Lanjut Pak Tirto, "Bari, kamu dulunya sudah menyerah akan mimpi-mimpimu. Namun setelah mengambil uluran tangan Aditya dan Vania, kamu akhirnya berani berjuang untuk mimpimu lagi."
"Anak-anak, yang penting adalah bagaimana kalian memperlakukan orang lain, bagaimana kalian memilih untuk berjuang bukan hanya untuk diri sendiri, tapi untuk satu sama lain," kata Pak Tirto, "itu adalah tujuan utama dari proyek humaniora ini. Beasiswa-beasiswa yang kalian dapatkan hanyalah bonus."
Ruangan hening. Hanya isakan Vania yang terdengar. Sementara Bari dan Aditya berusaha menahan air mata yang juga sudah membendung. Dengan lembut, Aditya mengusap rambut Vania, memberitahu gadis itu dengan gestur bahwa Vania tidak sendirian.
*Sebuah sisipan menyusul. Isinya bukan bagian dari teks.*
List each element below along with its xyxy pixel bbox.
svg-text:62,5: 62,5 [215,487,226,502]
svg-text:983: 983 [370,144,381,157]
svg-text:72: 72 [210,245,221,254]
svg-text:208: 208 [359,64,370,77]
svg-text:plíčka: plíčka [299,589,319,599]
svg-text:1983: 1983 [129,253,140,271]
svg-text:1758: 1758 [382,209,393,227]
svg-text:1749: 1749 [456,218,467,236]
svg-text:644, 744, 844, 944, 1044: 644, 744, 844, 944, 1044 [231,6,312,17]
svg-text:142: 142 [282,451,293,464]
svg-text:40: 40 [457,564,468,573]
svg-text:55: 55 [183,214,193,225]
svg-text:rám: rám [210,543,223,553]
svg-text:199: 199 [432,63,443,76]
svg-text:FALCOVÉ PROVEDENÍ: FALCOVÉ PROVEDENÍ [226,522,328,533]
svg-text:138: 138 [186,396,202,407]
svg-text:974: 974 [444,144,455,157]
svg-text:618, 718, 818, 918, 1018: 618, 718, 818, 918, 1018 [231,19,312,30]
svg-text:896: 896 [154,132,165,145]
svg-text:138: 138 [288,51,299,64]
"Terima kasih, Pak," kata Bari pelan. "Saya nggak akan sia-siakan kesempatan ini."
"Aku juga," tambah Aditya.
Vania menatap mereka berdua dengan mata sembab, meski senyum mengembang di bibirnya.
Dan di hari itu, di ruang kepala sekolah, tiga remaja menemukan bahwa hidup memang tak selalu sesuai rencana. Namun justru di situlah letak keajaibannya.